Indeed, fleet operators could decide to forego the use of their vehicles and to use them instead to heat and cool their businesses. Or they could make that battery power available to grid operators and get paid. If 200 vans, buses, and trucks are plugged into the grid during peak hours, that could save the utility a lot of money and possibly avoid building new natural gas-fired peaking plants.

The Potential for Boulder

Boulder looks forward to utilizing its entire EV fleet for similar purposes. Beyond that, commercial operations could go in the same direction: Consider the average Boulder resident uses 16 kilowatt-hours a day. A 2020 Nissan LEAF battery has 62 kilowatt-hours of storage, meaning that it could power a small commercial business for four days.

The electric vehicle, in essence, is to be viewed as any other distributed resource such as an onsite diesel generator or a demand response program. Suppose the primary grid is down and the microgrid must step up. In that case, the internal battery can be used to supply backup power and provide voltage support to prevent momentary lapses in electricity. Fleet operators, which have vehicles parked all day and whose internal batteries can provide such services, embrace the concept.
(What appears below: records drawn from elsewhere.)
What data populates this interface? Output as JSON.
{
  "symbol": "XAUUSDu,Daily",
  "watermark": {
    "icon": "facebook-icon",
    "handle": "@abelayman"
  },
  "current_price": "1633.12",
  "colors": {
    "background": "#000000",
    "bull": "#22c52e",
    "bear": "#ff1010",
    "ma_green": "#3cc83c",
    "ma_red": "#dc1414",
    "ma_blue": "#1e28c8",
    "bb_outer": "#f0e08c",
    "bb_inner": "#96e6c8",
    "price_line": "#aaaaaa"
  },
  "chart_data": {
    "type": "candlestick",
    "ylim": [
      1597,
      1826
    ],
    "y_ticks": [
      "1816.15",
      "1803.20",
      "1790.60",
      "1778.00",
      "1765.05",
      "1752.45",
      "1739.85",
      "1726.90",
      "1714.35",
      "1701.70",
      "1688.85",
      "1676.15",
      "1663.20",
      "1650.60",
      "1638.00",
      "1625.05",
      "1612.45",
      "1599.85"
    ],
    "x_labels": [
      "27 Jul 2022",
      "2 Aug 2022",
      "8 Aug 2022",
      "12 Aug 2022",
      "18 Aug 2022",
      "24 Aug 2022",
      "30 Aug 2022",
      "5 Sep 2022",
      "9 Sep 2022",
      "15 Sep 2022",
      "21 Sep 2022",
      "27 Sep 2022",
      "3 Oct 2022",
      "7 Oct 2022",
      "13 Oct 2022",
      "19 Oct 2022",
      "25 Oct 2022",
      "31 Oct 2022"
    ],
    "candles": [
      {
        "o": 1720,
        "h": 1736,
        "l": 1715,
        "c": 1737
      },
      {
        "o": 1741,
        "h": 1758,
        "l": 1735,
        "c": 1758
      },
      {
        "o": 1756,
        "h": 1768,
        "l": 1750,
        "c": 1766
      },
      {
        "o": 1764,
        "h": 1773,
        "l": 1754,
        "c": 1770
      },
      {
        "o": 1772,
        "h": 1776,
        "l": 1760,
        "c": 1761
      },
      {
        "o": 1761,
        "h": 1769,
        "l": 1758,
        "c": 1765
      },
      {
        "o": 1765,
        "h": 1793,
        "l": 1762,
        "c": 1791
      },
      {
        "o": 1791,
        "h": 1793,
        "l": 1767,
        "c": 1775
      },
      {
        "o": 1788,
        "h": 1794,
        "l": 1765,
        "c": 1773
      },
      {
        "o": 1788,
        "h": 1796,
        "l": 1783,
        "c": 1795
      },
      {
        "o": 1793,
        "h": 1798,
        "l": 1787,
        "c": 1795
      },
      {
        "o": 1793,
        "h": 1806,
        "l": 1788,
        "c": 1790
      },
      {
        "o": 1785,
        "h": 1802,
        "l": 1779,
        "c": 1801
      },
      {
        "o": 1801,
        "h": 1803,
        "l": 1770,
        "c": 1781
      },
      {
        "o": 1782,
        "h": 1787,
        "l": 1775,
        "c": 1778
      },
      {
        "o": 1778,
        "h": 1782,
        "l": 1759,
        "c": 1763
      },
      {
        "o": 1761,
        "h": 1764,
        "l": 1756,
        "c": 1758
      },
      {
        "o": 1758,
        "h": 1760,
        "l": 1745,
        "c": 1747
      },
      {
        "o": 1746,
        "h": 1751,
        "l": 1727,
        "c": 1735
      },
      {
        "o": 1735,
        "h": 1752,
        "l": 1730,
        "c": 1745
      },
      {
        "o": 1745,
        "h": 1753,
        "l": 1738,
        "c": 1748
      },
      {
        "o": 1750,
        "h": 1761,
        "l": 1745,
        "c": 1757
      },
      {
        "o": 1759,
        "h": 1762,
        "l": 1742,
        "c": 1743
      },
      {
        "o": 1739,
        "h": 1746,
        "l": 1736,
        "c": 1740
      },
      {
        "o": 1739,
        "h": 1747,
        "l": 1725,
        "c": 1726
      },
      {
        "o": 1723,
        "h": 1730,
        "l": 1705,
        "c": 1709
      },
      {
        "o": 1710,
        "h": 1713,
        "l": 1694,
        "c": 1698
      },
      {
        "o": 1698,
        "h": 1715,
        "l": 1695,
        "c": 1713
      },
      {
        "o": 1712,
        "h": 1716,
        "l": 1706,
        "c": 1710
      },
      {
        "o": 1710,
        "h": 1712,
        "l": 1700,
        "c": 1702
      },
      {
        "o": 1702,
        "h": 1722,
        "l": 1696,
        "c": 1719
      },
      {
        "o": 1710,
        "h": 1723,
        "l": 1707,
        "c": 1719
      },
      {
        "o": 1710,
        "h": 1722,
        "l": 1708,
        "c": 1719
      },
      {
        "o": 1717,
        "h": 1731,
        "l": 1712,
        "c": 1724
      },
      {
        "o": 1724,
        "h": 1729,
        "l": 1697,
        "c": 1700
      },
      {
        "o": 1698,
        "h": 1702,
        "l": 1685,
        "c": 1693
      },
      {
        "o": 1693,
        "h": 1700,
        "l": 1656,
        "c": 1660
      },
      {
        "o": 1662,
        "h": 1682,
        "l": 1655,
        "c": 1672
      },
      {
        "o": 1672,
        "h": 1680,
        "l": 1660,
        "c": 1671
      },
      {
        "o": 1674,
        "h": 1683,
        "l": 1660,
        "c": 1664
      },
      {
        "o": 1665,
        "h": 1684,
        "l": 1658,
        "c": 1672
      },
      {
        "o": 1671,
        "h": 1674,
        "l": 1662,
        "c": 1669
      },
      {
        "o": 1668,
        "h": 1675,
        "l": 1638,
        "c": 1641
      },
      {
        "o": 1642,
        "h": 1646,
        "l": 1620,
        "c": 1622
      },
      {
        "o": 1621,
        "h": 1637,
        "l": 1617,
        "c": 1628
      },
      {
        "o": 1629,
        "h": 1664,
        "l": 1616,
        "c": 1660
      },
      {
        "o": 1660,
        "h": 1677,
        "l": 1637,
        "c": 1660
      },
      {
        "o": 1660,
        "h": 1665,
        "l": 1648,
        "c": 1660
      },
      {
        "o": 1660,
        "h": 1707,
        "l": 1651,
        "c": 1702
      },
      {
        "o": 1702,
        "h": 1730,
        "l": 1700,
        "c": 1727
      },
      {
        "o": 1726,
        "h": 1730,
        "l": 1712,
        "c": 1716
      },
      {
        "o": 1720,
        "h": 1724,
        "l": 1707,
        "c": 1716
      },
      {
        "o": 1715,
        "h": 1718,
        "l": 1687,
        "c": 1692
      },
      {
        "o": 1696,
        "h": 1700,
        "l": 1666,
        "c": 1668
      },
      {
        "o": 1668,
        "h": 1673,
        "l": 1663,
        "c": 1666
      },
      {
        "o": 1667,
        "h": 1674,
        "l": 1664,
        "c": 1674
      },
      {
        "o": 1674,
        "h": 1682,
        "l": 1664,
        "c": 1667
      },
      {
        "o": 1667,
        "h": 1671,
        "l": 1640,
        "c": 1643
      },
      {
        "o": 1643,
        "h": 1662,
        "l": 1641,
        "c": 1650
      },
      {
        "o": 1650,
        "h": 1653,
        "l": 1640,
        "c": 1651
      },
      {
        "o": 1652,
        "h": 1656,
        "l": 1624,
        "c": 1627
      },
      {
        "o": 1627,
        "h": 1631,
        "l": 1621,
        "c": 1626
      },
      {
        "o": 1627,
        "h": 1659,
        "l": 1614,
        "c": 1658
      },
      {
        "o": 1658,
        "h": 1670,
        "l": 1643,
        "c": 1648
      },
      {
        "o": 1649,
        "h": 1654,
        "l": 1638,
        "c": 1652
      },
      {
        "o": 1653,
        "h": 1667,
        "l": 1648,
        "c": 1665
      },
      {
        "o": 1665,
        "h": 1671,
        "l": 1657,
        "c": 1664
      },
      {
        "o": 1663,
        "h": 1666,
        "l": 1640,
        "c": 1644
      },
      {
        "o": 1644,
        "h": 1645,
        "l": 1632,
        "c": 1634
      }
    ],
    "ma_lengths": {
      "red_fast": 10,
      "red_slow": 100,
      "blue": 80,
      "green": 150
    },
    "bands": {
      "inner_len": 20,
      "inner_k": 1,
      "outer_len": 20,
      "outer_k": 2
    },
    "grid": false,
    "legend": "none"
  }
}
For example, General Motors and OnStar partnered with TimberRock Energy Solutions to form a vehicle-to-grid operation. Timber will manage a fleet of EVs. “We have given TimberRock the ability to use Demand Response to efficiently control the charging of their fleet of Volts. This is the first time a demonstration of Demand Response is being taken beyond lab or university studies,” says Paul Pebbles, GM global manager, Smart Grid and EV Services.

The Proven Results

Texas, of course, froze over in the winter of 2021. But there was a well-publicized event in which a man with an electric truck used it to power his home that had gone without electricity for a sustained period. It’s proven — whether for homes, businesses, or college campuses. It works for the University of California at San Diego, which uses its fleet of EVs to return power to the grid. And EVs are just one type of asset. There are also batteries, solar panels, and microgrids that can be managed and coordinated. 

It is simply the orchestration of millions of dispersed assets to manage the supply of electricity — power that can be redirected back to the local distribution grid and transported to homes and businesses. It could defer investments in expensive capital projects.

Virtual power plants consist of several hundred thousand assets, which is the equivalent of one baseload power plant.  But a single plant can fail — either because of weather, cyber-attacks, or maintenance issues. While one battery could falter, thousands of them that operate from remote locations have more staying power.

“Our technology is designed to assist EV owners in saving money, generating revenue, and reducing energy costs," said David Slutzky, chief executive of Fermata Energy. "We look forward to supporting the city's efforts to transition to electric vehicles in addition to leveraging EVs to help the city increase its energy resilience and save money with increased EV use.”